A day after the Armistice went into effect, we started back, stopping for the night in a town (Oches) which we had passed through in the advance only a few days before. Then came an awful blow--another move the next day, but in the wrong direction. We marched partly east, but also undeniably north (to Beaumont). The following day, another hike, still in the wrong direction, accompanied by the rumor that we were to hike all the way to the Rhine, following up the German evacuation. But that is not the present prospect. In fact we wait every hour for orders to march, and we hope it will not be many weeks before we are crossing the Atlantic. It may be that I shall not be able to get mail through from now on, so don't be surprised if you don't hear. I expect there will be a warning whistle from some-where before we get in sight of Old Lady Liberty again.
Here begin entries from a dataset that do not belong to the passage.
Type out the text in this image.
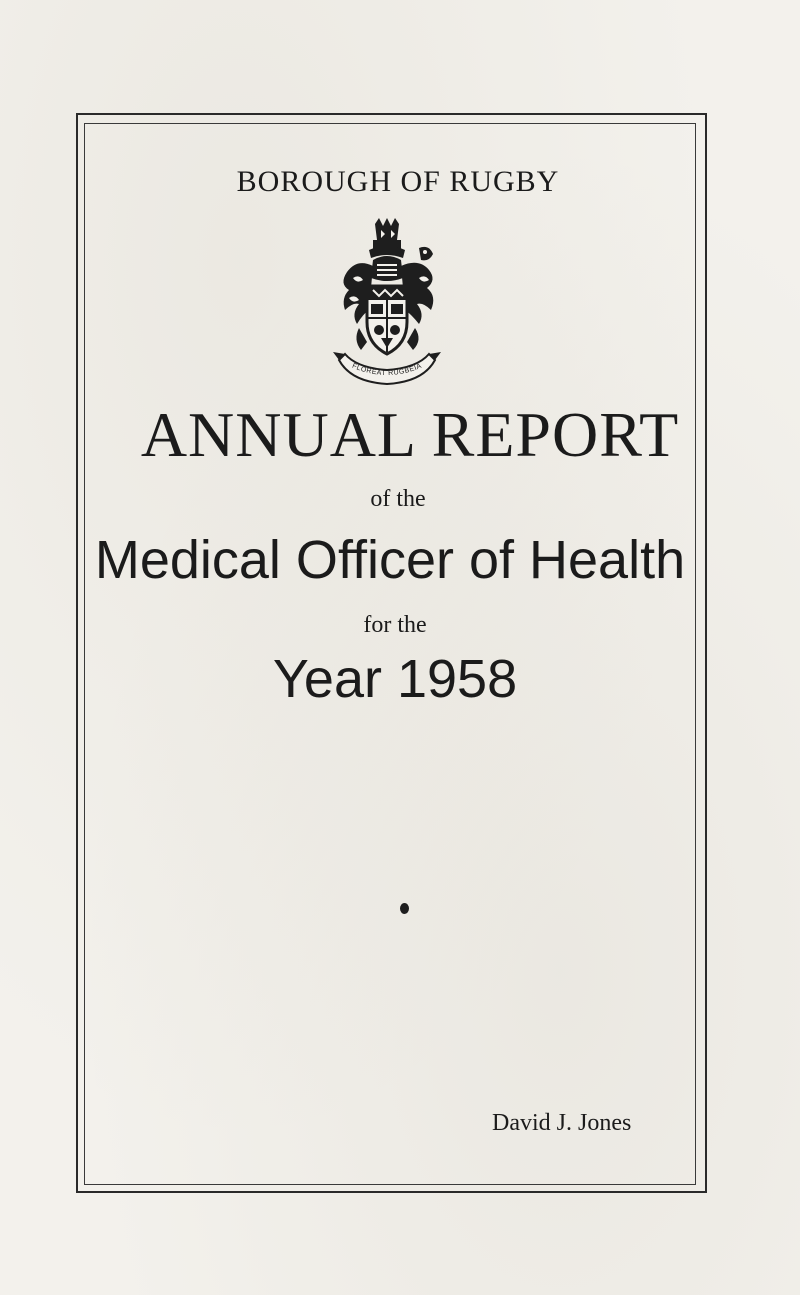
BOROUGH OF RUGBY
FLOREAT RUGBEIA
ANNUAL REPORT
of the
Medical Officer of Health
for the
Year 1958
David J. Jones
I hope that the terrible epidemic is under control by now. I am afraid we have been so wrapped up in ourselves over here that we failed to realize what a time you have been having. It is a wonder some such plague has not struck us. The worst thing we have had to stand was prevalent digestive trouble.

I am having a hard time learning to eat sauerkraut. The Germans left barrels of it behind at this place, and the kitchens get the spoils and later we do. We are living in a group of shacks that used to be a German training camp. We have a mess hall that is reminiscent of Camp Upton.

It seems too good to be true that we don't have to put up the shutters any more at night, or avoid striking a match outdoors after dark; and we hope there will be no more hikes at unnatural hours, or tent-pitching on those very frosty nights. For a week there has been no noise more alarming than an explosion of dynamite. Just what this means after six months of bombs and shells I think you may guess.

At 11 o'clock on the 11th I happened to be on the main street of Haraucourt, A town crier was going from corner to corner, gathering a little knot of people each time, and reading off the same notice about the Armistice. The people seemed to take the news very calmly. Probably like us, they were rather skeptical of what looked like more rumors. Or else they had exhausted their stock of emotions. One night without shelling and we would all begin to believe this was something besides a trick. The refugees needed only one such night. In the morning they began to stream back, with all their goods, to Angecourt--the point of our farthest advance.

The name Angecourt, which I suppose, means "Angel Court," I shall always associate with a really diabolical experience. One afternoon two men from one of the companies brought in to us a fellow who, they said, had been acting "queer." They begged us to keep him overnight, and we agreed to let him sleep in the Infirmary. A, casual examination did not show anything wrong. We hunted up extra blankets and bedded him on the floor like the rest of us. In the middle of the night he got up and stumbled headlong over the row of us, and we woke up with a start, supposing that Jerry had come for us at last. We got a candle lit and persuaded our patient to quiet down. It was clear enough from the way he talked that he was out of his head. As soon as the room was dark again, he became uneasy., and we finally had to leave the light, although candles were precious,

We resolved to pack him off in haste in the morning, but as it turned out, we could not get an ambulance till nearly noon. In the meantime, the poor chap led us a lively chase. He had a way of vanishing like smoke when our backs were turned for a moment. Twice I had to hunt through the town for him, The first time I found him without cap or coat, though it was raining, with shoes untied and minus leggings. We all breathed a sigh of relief when he was installed in the ambulance, on the front seat where the driver could keep an eye on him. We didn't intend to have the Division Surgeon hear of a man from the Regiment who had been found wandering about, tagged by us for the hospital!